Серафим Куценко гирей на шее висит у Евграфа из-за его доброхотства. Степан недовольный. Неделю назад оторвал от дел Серый на два дня, и теперь на помочь кличет. Пойдём, с миру по нитке – нищему на рубаху. Смех и грех с Серафимом да с Глашей. Собрались везти жениха на показ невесте. На него не посмотришь без ухмылки. Особенно под левым глазом плюха сидит чёрной сковородкой. Как такому к невесте казаться?
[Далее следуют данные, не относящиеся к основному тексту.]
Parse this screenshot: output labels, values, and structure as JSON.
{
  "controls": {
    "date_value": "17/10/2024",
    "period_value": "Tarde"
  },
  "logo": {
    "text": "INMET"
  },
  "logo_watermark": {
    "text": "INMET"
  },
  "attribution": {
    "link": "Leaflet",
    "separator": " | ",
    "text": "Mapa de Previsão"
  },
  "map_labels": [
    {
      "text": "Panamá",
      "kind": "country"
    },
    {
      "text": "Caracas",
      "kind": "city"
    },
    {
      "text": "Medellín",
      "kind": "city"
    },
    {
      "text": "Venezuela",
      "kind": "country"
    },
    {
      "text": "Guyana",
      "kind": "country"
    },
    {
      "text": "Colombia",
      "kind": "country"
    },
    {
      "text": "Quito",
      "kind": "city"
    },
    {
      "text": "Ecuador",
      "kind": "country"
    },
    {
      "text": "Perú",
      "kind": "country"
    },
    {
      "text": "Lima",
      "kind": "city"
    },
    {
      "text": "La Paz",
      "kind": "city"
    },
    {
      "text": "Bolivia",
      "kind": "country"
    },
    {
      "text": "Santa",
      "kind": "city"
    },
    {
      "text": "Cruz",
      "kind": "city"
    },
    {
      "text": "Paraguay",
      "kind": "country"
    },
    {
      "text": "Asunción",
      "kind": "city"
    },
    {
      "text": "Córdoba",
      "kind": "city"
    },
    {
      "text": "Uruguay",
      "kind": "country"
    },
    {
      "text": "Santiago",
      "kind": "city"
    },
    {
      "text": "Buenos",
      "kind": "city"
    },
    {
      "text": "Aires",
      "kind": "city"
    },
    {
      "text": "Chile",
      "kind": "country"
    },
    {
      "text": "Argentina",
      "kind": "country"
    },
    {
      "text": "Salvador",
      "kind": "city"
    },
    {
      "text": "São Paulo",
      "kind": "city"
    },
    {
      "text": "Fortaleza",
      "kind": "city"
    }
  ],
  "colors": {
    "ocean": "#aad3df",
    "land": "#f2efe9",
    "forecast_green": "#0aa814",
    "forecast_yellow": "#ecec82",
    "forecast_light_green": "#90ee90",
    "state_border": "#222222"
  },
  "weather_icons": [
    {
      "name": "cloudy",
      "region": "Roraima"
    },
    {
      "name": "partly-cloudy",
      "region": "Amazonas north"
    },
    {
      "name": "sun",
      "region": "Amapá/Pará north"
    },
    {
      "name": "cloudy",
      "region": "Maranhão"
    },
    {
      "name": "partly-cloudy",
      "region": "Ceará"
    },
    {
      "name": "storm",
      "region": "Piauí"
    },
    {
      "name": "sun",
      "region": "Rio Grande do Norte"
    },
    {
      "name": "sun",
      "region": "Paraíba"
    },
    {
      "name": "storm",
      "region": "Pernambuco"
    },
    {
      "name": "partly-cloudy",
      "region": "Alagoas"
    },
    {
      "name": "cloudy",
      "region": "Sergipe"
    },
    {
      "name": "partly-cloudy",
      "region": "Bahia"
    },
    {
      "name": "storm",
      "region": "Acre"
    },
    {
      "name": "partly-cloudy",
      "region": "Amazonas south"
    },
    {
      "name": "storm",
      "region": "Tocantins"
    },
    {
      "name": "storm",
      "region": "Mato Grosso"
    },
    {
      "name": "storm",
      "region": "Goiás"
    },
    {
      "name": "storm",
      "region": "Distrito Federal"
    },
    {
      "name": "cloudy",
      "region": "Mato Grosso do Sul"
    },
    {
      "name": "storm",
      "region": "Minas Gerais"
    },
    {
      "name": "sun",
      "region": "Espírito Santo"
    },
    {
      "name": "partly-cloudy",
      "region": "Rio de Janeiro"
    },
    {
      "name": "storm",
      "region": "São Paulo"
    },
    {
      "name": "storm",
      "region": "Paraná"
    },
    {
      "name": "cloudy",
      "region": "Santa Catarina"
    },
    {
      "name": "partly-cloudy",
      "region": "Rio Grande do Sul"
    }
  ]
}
Буряк поднесёт.
– Срамно, поди, на меня глядеть? – забеспокоился жених.
– Не бойся, Сим, с лица воду не пить, давай повяжем глаз платком, – предложил Степан, пряча улыбку в кулак, – Глаше не резон отказывать. Скажешь, упал с бодуна на оглоблю.
– Боюсь, подумает – пьяница. На что ей такой сдался?
– Брехать негоже, тут ты прав, – сказал Евграф, сверкая смеющимися глазами, вспоминая схватку в хлеве, – но и правду сказать нельзя.
– Вот каверза! Не тот бы случай, так и сватовство бы не состоялось, – заметил Степан, – проси платок у хозяйки, сделаю тебе повязку. С кем чёрт не шутит.
Серафим согласился. Замотав пол-лица жениху, ходко покатили к Емельяну. Евграф шевелил вожжами, горяча Гнедого и тот шёл рысью, телега стонала, подпрыгивая на кочках изъезженной и подмороженной дороге. Куценко закрывал рукой повязку, если попадался встречный прохожий.
Сватов ждали. Маня то и дело выглядывала в окно. Глафира надела свой праздничный наряд и горела пышной красотой, как осенний лес на окраине села. Серафим перед дверью замешкался, Евграф распахнул на всю ширь и втолкнул незадачливого жениха за порог. Серафим, увидев невесту, разинул рот и опрокинул стоящую у входа баклагу с водой. Затычка выскочила из горлышка, вода хлынула на земляной пол. Вместо приветствия, жених выругался и бросился поднимать баклагу.
– Тю, – воскликнула невеста, – який неловкий!
– Не гневайся, Глафира, – сказал Евграф весело, – ты ослепила жениха своей статью.
В хате повисло удивление. Если бы оно могло выражать свои чувства, то прошило бы жениха заинтересованными, но в данную минуту колючими глазами Маняши. Ей не терпелось спровадить невестку подальше от себя. Однако, чтоб это далекое не стало часто попрошайничать от будущей нужды, отдавать Глашу в хилые руки не хотелось.
– Батюшки! Хлопцы, шо за чудо в перьях?! – воскликнула Маня, на что Емельян зло зыркнул на жену и жестом руки приказал молчать.